How to Appeal PR-2 Denial: Coinsurance amount
The amount of coinsurance the patient owes based on their plan benefits. This guide explains what it means, why it happens, and exactly how to build a winning appeal.
Ready to appeal this denial?
Upload your EOB and get a professionally drafted appeal letter in 60 seconds — free.
What Does PR-2 Mean?
The amount of coinsurance the patient owes based on their plan benefits.
Commonly seen in:
Step-by-Step Appeal Guide for PR-2
- 1
Verify the patient's coverage status on the exact date of service via the payer portal
- 2
Obtain an Explanation of Benefits (EOB) showing the specific eligibility issue
- 3
Contact the employer/group plan administrator to confirm enrollment records
- 4
If the issue is COB-related, obtain a denial from the alleged primary payer
- 5
Resubmit with corrected eligibility information and supporting documentation
Counter-Arguments to Use in Your Appeal
These are the strongest arguments medical billing professionals use to overturn PR-2 denials.

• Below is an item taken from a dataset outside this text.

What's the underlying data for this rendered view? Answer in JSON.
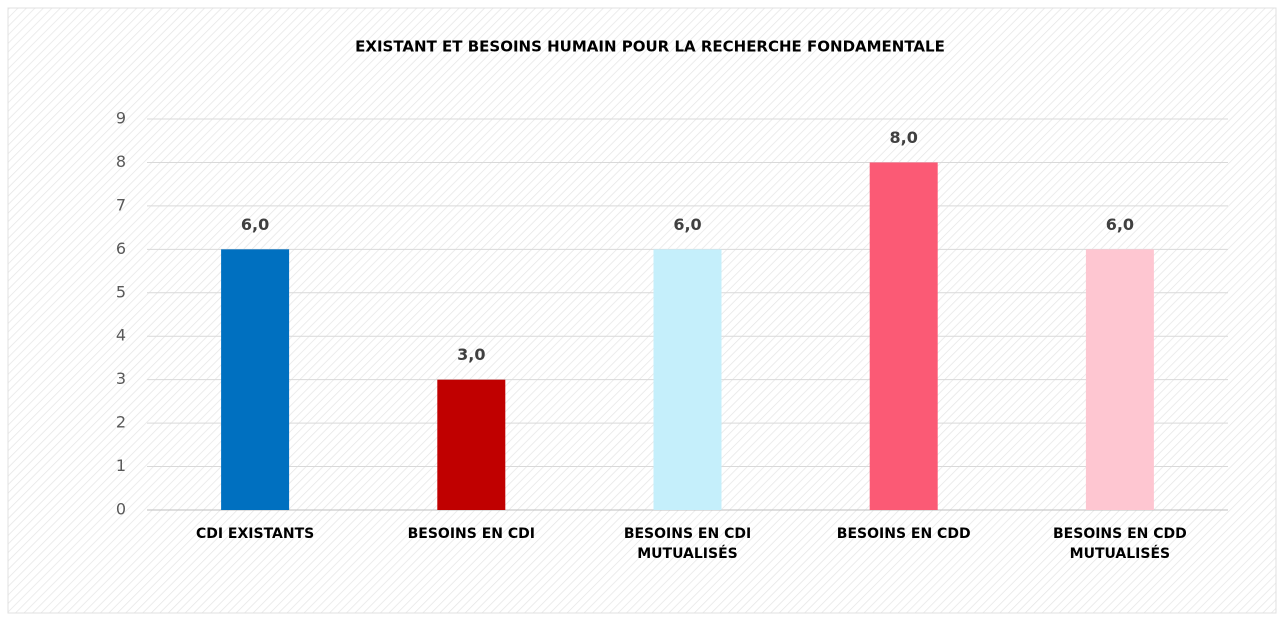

Verify the coinsurance percentage matches the plan documents
Check if the service should be covered at a different tier (in-network vs. out-of-network)
For preventive services, ACA requires $0 cost-sharing
Verify the allowed amount is correct before calculating coinsurance
Regulations and Guidelines to Cite
Citing specific regulations strengthens your appeal and demonstrates you know your rights.
Expert Tip for PR-2 Appeals
Like PR-1, this is usually correct. Appeal only if the percentage is wrong or the service should have no cost-sharing.
Frequently Asked Questions
What is a PR-2 denial code?
The amount of coinsurance the patient owes based on their plan benefits.
Can I appeal a PR-2 denial?
Yes. All insurance denials are appealable. Follow the step-by-step guide above and submit your appeal before the payer's deadline, typically 180 days from the denial date.
What documentation do I need to appeal PR-2?
For a PR-2 denial, you typically need: the original denial letter/EOB, clinical documentation supporting the service, any prior authorization records, and a cover letter citing the relevant regulations listed above. The specific documents depend on why the denial was issued.
How long does a PR-2 appeal take?
Most payers are required to process standard appeals within 30–60 days. Expedited appeals (for urgent care) must be decided within 72 hours. Under ERISA, group health plans must provide an appeal decision within 60 days for pre-service and 60 days for post-service claims.
Generate Your PR-2 Appeal Letter
Upload your denial letter and AppealAI will generate a professionally drafted, regulation-cited appeal letter in 60 seconds — free during beta.
Generate Your Appeal Letter Free →No account required. Free during beta. Draft generates in under 60 seconds.